Curious and should be writing myself!

Date: 2018-04-29 11:51 am (UTC)
From: [identity profile] ferngladefarm.blogspot.com.au
Hi John Michael,

Thanks for the explanations of your writing process. For some reason I originally believed stories were written in a linear fashion, even though I don't formulate my own writing that way.

I am curious though on one point. Was the Abbot not attempting an act of magic by shutting down discussion and consideration of the: "place nobody's willing to name aloud"? I'm not 100% sure about that either.

Chris

One possibility

Date: 2018-04-29 02:17 pm (UTC)
From: (Anonymous)
There may have been magic in the era of Greek deities and heros, but it may have been mostly women’s magic, blood magic of the monthly sort.

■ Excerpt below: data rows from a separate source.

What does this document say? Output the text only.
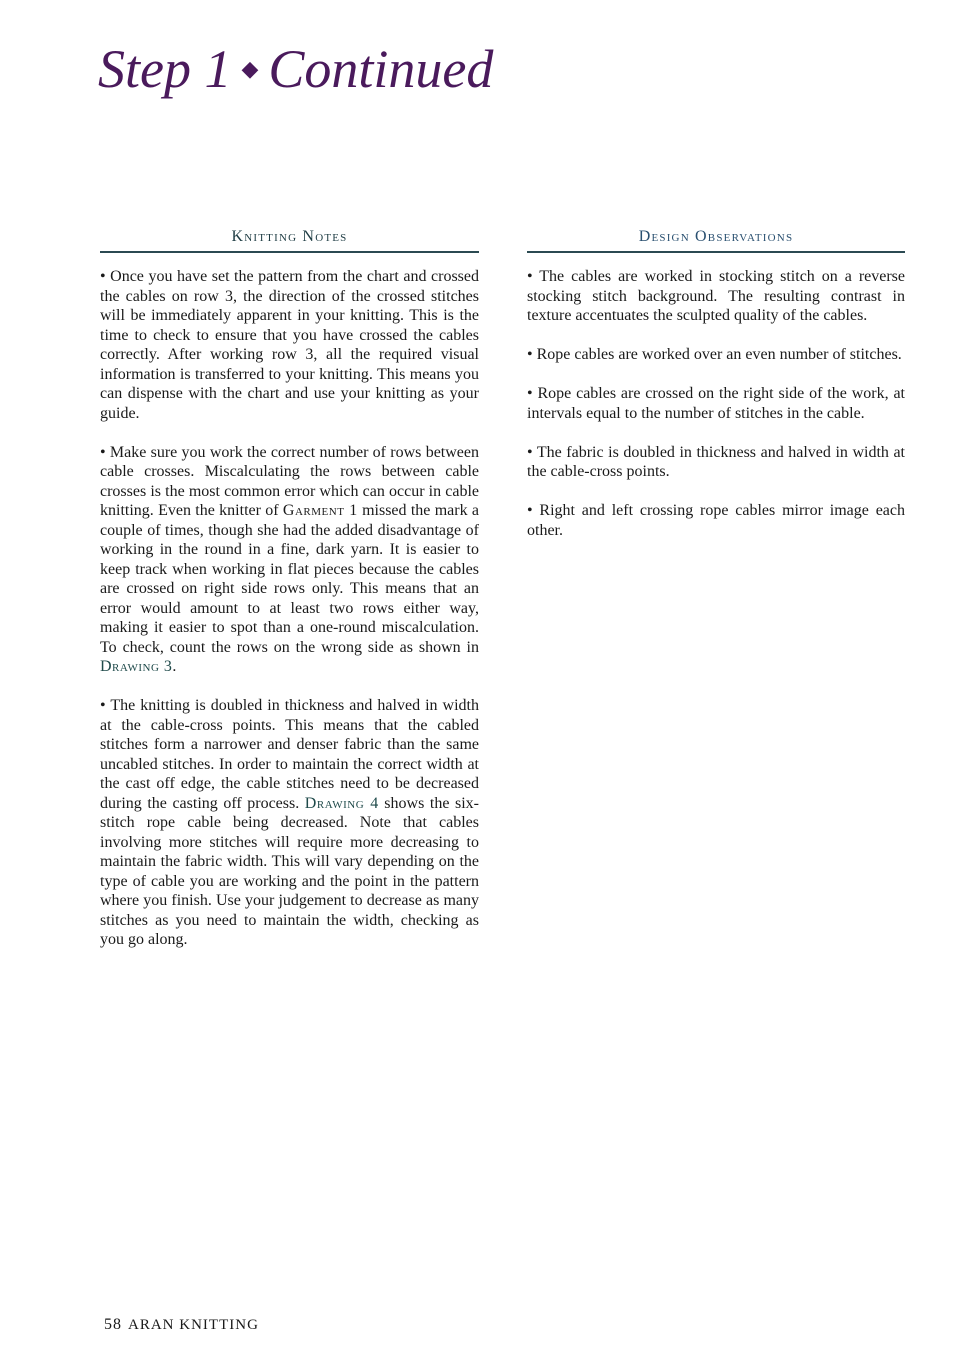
Step 1 ◆ Continued
Knitting Notes

• Once you have set the pattern from the chart and crossed the cables on row 3, the direction of the crossed stitches will be immediately apparent in your knitting. This is the time to check to ensure that you have crossed the cables correctly. After working row 3, all the required visual information is transferred to your knitting. This means you can dispense with the chart and use your knitting as your guide.

• Make sure you work the correct number of rows between cable crosses. Miscalculating the rows between cable crosses is the most common error which can occur in cable knitting. Even the knitter of Garment 1 missed the mark a couple of times, though she had the added disadvantage of working in the round in a fine, dark yarn. It is easier to keep track when working in flat pieces because the cables are crossed on right side rows only. This means that an error would amount to at least two rows either way, making it easier to spot than a one-round miscalculation. To check, count the rows on the wrong side as shown in Drawing 3.

• The knitting is doubled in thickness and halved in width at the cable-cross points. This means that the cabled stitches form a narrower and denser fabric than the same uncabled stitches. In order to maintain the correct width at the cast off edge, the cable stitches need to be decreased during the casting off process. Drawing 4 shows the six-stitch rope cable being decreased. Note that cables involving more stitches will require more decreasing to maintain the fabric width. This will vary depending on the type of cable you are working and the point in the pattern where you finish. Use your judgement to decrease as many stitches as you need to maintain the width, checking as you go along.

Design Observations

• The cables are worked in stocking stitch on a reverse stocking stitch background. The resulting contrast in texture accentuates the sculpted quality of the cables.

• Rope cables are worked over an even number of stitches.

• Rope cables are crossed on the right side of the work, at intervals equal to the number of stitches in the cable.

• The fabric is doubled in thickness and halved in width at the cable-cross points.

• Right and left crossing rope cables mirror image each other.

58 ARAN KNITTING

There have been hints from tv documentaries that are hard to follow up on the internet (it being revealed as a particularly shallow estuary when one is seeking the solid depths of original anthropological research) about monthly rites at night in the lower levels of the Agora, with little niches for deity statues in the walls beside a steep staircase leading down into the dark that young girls trod by the light of the stars and thin moon, no lamps nor candles allowed. What the rites were, no one knows exactly—lots of this stuff was simply not recorded by collectors of “folk and fairy” tales partly because the women would not cough up, same as women failed to do when the Grimms went around collecting stories—the women suppressed the stories that would have revealed the existence of a separate women’s culture probably related to sex and bleeding and women triumphing over men in the fashion that the Canterbury Tales relate so robustly and lewdly. So maybe there is some room for magic later on, if it happens that Embery is an initiate of a old tradition.

(no subject)

Date: 2018-04-29 04:11 pm (UTC)
From: (Anonymous)
Dear Archdruid,

You said: "the number of people who are interested in traditional occultism these days is small enough that we could all probably sit down in a large auditorium with plenty of room to spare"

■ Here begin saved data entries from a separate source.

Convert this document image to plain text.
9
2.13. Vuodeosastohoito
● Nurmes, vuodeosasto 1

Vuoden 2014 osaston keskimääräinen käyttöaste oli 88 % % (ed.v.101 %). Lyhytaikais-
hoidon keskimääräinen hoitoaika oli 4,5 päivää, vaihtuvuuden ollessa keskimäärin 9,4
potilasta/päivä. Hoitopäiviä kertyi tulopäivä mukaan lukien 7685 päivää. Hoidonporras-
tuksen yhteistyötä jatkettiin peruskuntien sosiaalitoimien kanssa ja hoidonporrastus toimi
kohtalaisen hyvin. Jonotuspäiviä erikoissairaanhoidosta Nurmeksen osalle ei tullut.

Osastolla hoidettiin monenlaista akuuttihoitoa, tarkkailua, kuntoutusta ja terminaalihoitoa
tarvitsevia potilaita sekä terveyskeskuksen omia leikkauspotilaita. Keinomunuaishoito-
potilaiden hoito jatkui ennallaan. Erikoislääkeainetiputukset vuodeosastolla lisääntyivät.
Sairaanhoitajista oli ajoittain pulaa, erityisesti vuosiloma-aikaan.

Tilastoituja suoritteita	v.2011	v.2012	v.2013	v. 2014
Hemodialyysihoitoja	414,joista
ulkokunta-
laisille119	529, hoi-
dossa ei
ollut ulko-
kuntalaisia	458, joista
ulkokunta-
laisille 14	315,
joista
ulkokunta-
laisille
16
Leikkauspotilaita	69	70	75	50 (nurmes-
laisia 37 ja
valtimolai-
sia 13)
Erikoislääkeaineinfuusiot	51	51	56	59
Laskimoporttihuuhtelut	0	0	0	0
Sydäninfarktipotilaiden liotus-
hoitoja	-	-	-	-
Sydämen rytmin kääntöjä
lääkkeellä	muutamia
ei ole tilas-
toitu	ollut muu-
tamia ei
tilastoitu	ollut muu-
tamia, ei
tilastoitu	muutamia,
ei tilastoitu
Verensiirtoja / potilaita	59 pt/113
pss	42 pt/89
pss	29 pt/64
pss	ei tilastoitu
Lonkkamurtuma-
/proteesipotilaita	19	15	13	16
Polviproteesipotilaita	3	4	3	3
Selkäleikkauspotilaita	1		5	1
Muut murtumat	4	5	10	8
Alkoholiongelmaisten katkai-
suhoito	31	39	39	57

This comment intrigued me! Yet it leaves me unsure as to what constitutes a traditional occultist, and how many such individuals you mean - hundreds, thousands, or ten of thousands? Do book sales give an indication?

Yours in Druidry,
Brigyn

(no subject)

Date: 2018-04-29 07:52 pm (UTC)
From: (Anonymous)
I'm definitely interested in traditional occultism, on its own terms. I've read quite a bit of Butler, Fortune and co (and of course your own work, which continues in the same tradition). I think I have a few more years of discipline, self-development and daily practice ahead of me before I could call myself a traditional occultist though.

- Brigyn

Fantasy Magic

Date: 2018-04-29 06:32 pm (UTC)
From: [personal profile] fluiddruid
John,

my interest in actual magic began with reading fantasy novels and playing D&D games, I admit. But over time I grew to resent magic in fantasy as it didn't feel, well, magical enough. It felt more like a utility, a tool for hand-waving problems away or even as a substitute for a machine gun in the mage's hands. There's been a joke going around in D&D circles that Gandalf should've just cast "Mass Teleport Without Error" to transport Frodo and the ring to Mordor and end the story quickly.

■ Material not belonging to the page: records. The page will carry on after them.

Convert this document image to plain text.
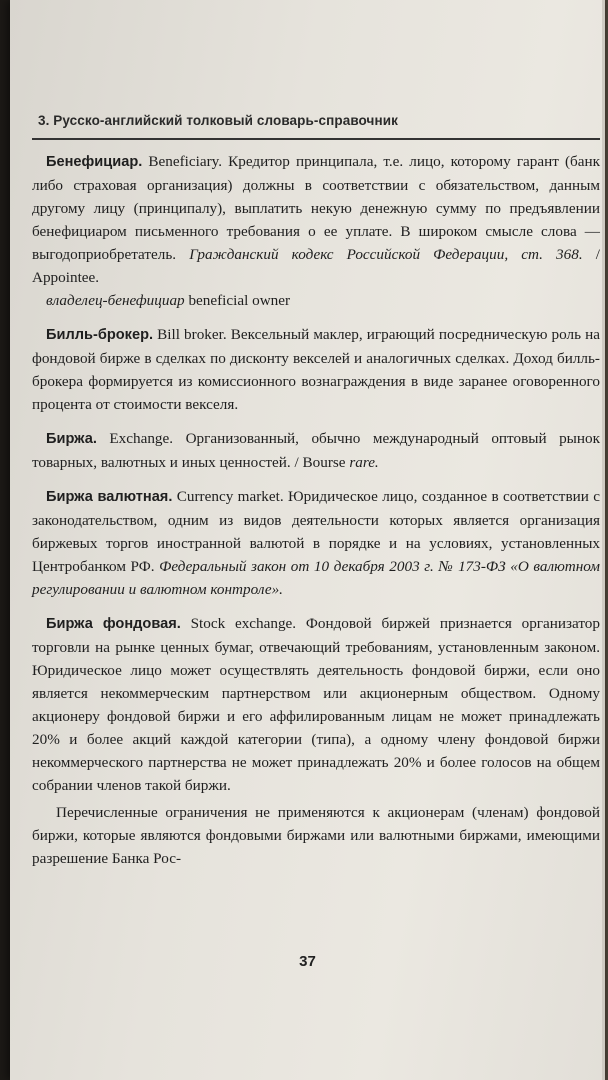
3. Русско-английский толковый словарь-справочник

Бенефициар. Beneficiary. Кредитор принципала, т.е. лицо, которому гарант (банк либо страховая организация) должны в соответствии с обязательством, данным другому лицу (принципалу), выплатить некую денежную сумму по предъявлении бенефициаром письменного требования о ее уплате. В широком смысле слова — выгодоприобретатель. Гражданский кодекс Российской Федерации, ст. 368. / Appointee.

владелец-бенефициар beneficial owner

Билль-брокер. Bill broker. Вексельный маклер, играющий посредническую роль на фондовой бирже в сделках по дисконту векселей и аналогичных сделках. Доход билль-брокера формируется из комиссионного вознаграждения в виде заранее оговоренного процента от стоимости векселя.

Биржа. Exchange. Организованный, обычно международный оптовый рынок товарных, валютных и иных ценностей. / Bourse rare.

Биржа валютная. Currency market. Юридическое лицо, созданное в соответствии с законодательством, одним из видов деятельности которых является организация биржевых торгов иностранной валютой в порядке и на условиях, установленных Центробанком РФ. Федеральный закон от 10 декабря 2003 г. № 173-ФЗ «О валютном регулировании и валютном контроле».

Биржа фондовая. Stock exchange. Фондовой биржей признается организатор торговли на рынке ценных бумаг, отвечающий требованиям, установленным законом. Юридическое лицо может осуществлять деятельность фондовой биржи, если оно является некоммерческим партнерством или акционерным обществом. Одному акционеру фондовой биржи и его аффилированным лицам не может принадлежать 20% и более акций каждой категории (типа), а одному члену фондовой биржи некоммерческого партнерства не может принадлежать 20% и более голосов на общем собрании членов такой биржи.

Перечисленные ограничения не применяются к акционерам (членам) фондовой биржи, которые являются фондовыми биржами или валютными биржами, имеющими разрешение Банка Рос-

37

In your recent post on ecosophia.net you wrote "Yet the word “meditation” is good English, and existed hundreds of years before Blavatsky launched modern alternative spirituality (and invented modern fantasy fiction, but that’s another story)". I am intrigued by this connection between H.P. Blavatsky and modern fantasy. Could elaborate a bit on this point?

(no subject)

Date: 2018-04-30 06:23 am (UTC)
drhooves: (Default)
From: [personal profile] drhooves
Thanks for the notes! Interesting take on constructing the tale, by getting the vivid scenes done in whatever order they come to mind. While it goes against the grain of structure, it should come with the benefit of avoiding writer's block. At least until you run out of scenes. As for comment on lack of magic being a feature and not a bug, I can guess what you mean by that, and I'll be surprised if I'm wrong.

As a side note, I've learned (among other things) that magic is not like Harry Potter's brand, nor do Druids just hug trees and skinny-dip. Speaking of Harry Potter, I broke down and read the first book a few months ago to understand the popularity, as I've got a couple of ideas around juvenile fiction I may start as a project. Harry Potter and the Sorcerer's Stone was a mystery to me - I didn't find any portion of it compelling. Give me Frank and Joe Hardy any day over that slop.

(no subject)

Date: 2018-04-30 01:23 pm (UTC)
From: [personal profile] stefania
I’m noticing elements of some kind of magic and religion trying to sneak their way into my story. I’m not really sure what kind yet, but I’m trusting that my characters know more than they are letting on at the moment, and will eventually let me in on it too. It’s a bit surprising to discover that these elements seem to want to find a place in my story, considering how little I personally know of the traditional magic you are describing. Come to think of it, the same goes for religion, as my exposure to that has been quite limited as well. It’s definitely an interesting process; trying to listen to the characters and let them tell the story to me.

letting scenes come to you

Date: 2018-05-01 01:35 pm (UTC)
druidtides: (Default)
From: [personal profile] druidtides
This week really resonated with me. I am working on the next installment of my short stories set in the NOSS solar system. This one precedes that last one because I introduced a ship and it needed a story. This led to the exploration of the inner conflicts in my main character because I had this "and then what" moment. So I am working on the scenes out of order but which I "see" most clearly. As you say then story starts to lead you where it wants, not necessarily where you want it to go! Thanks for these postings

Link to read-along chapters

Date: 2018-05-01 07:25 pm (UTC)
From: (Anonymous)
Since the GW site is soon to be transitioned to a new home, I agreed with David to put my Write Out Loud posts and chapters on my own website, which I have now begun. Here is the link for those who want to read alongside:

http://gkaybishop.weebly.com/purple-orb-process.html

--gkb--

(no subject)

Date: 2018-05-02 04:27 am (UTC)
From: (Anonymous)
"if I ever do a Dark Lord story -- I've got one plotted, with the working title of Lord of the Crimson Land -- it's going to be a raucous sendup of the entire genre"

Careful--like I said on your other blog, according to JK Rowling that's what she intended for Harry Potter to be! You might be setting yourself up to be the next JK Rowling. ;)

--Cary

Non-sequential scene writing

Date: 2018-05-03 01:44 pm (UTC)
From: (Anonymous)
I just wanted to jump in and say the practice of jumping around in my story is very liberating. From first starting in one scene, then jumping ahead, then jumping backwards to even earlier in the timeline, and then going further to a scene in the future of the timeline, has allowed me to keep up with writing one scene a week. Now I wonder if some of the instances of so-called "writers block" I'd had when writing fiction in the past was from trying to force myself to write the story in a linear fashion. This gives me the motive to write the scene that is compelling to me at the moment. I can piece them together later. Thank you for this tip, and the examples.